Покликаешь – морщится,
Обнимешь – топорщится,
А выйдет луна – затомится.
И смотрит, и стонет,
Как будто хоронит
Кого-то – и хочет топиться.
Твержу ей: "Крещеному
С тобой по-мудреному
Возиться с тобой мне не в пору.
Снеси-ка истому ты
В днепровские омуты,
На грешную Лысую гору".
Молчит, только ежится,
И все ей неможется,
Мне жалко ее виноватую.
Как птицу подбитую,
Березу подрытую,
Над участью, Богом заклятою.
В то время мать Гумилева, Анна Львовна, получила в наследство небольшое имение Слепнево в Бежецком уезде Тверской губернии и семья проводила там довольно много времени, и летом, и зимой. Неподалеку от Слепнева находилось имение Подобино, с молодыми хозяевами которого, Неведомскими, Гумилев и Ахматова сблизились. Художница Вера Неведомская впоследствии написала о них воспоминания. Она тоже констатировала, что в семье мужа Ахматова была чужая, да и Гумилев, с его любовью к экзотике и гротеску, казался белой вороной среди своих. Зато в Подобине молодые люди могли дать полный простор своей фантазии. Гумилев был душой общества и постоянно выдумывал какие-то игры, в которых все присутствующие становились действующими лицами. Одной из запомнившихся игр был "цирк". Компания представляла бродячих актеров. "Ахматова выступала как "женщина-змея"; гибкость у нее была удивительная – она легко закладывала ногу за шею, касалась затылком пяток, сохраняя при всем этом строгое лицо послушницы. Сам Гумилев, как директор цирка, выступал в прадедушкином фраке и цилиндре, извлеченных из сундука на чердаке. Помню, раз мы заехали кавалькадой человек в десять в соседний уезд, где нас не знали. Дело было в Петровки, в сенокос. Крестьяне обступили нас и стали расспрашивать – кто мы такие? Гумилев не задумываясь ответил, что мы бродячий цирк и едем на ярмарку в соседний уездный город давать представление. Крестьяне попросили нас показать наше искусство, и мы проделали перед ними всю нашу "программу". Публика пришла в восторг, и кто-то начал собирать медяки в нашу пользу. Тут мы смутились и поспешно исчезли" (Неведомская В. Воспоминания о Гумилеве и Ахматовой. – ВГ. С.132).
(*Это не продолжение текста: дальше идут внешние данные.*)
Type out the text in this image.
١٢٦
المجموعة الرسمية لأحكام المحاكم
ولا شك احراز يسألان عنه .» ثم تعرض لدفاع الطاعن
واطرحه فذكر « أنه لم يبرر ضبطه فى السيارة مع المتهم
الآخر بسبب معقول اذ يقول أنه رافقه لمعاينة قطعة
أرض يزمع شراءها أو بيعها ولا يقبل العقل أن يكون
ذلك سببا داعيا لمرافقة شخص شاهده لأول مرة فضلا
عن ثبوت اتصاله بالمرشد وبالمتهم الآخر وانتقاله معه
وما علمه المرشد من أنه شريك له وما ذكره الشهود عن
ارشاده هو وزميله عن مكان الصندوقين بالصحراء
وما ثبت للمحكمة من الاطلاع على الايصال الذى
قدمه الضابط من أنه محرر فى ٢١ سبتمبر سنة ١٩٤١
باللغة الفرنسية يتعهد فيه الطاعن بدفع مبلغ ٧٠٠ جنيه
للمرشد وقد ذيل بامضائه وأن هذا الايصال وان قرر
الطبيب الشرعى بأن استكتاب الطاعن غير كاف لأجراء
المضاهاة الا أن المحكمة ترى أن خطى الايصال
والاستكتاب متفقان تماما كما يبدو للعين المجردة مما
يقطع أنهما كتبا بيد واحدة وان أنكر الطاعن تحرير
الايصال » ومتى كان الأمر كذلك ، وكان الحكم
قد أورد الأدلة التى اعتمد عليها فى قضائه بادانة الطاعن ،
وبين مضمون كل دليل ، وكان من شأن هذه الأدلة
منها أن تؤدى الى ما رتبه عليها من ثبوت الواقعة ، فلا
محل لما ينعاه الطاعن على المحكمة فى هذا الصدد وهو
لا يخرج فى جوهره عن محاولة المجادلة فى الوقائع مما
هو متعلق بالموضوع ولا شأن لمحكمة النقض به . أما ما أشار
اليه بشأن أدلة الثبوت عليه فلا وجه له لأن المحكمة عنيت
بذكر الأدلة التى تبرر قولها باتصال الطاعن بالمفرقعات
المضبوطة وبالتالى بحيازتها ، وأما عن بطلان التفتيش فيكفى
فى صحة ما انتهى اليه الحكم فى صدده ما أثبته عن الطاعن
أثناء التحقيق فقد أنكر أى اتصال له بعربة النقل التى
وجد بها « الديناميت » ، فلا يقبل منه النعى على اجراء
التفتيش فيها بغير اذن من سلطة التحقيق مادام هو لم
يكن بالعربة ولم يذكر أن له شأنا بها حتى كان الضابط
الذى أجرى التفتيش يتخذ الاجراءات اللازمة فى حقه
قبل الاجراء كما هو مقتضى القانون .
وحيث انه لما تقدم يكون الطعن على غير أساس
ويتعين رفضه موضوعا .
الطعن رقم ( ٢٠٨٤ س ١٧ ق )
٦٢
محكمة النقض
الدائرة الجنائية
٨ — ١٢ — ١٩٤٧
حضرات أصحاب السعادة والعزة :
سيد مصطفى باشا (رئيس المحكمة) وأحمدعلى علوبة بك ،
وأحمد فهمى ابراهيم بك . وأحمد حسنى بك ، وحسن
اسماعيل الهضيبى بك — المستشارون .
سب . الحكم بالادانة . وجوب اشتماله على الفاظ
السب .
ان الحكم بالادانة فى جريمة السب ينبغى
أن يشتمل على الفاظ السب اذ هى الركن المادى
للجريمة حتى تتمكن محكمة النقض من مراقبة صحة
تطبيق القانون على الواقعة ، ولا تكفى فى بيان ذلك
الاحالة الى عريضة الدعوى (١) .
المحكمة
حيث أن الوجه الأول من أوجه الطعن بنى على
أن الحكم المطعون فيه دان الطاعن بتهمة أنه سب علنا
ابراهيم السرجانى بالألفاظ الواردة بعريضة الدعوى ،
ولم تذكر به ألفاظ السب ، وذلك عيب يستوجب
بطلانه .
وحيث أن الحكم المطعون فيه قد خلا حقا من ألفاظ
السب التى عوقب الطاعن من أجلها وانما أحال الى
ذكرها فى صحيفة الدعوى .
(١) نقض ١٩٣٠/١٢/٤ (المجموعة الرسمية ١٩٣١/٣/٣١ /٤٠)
Но со временем Ахматова все чаще уклонялась от игр, затеваемых ее мужем, и грустила в одиночестве. Тверское захолустье не слишком ей нравилось – она привыкла к более живописным пейзажам. А кроме того, Гумилев то и дело давал повод себя ревновать. "Не щадил он ее самолюбия, – пишет С. Маковский. – Любя его и его стихи, не умела она мириться с его мужским самоутверждением.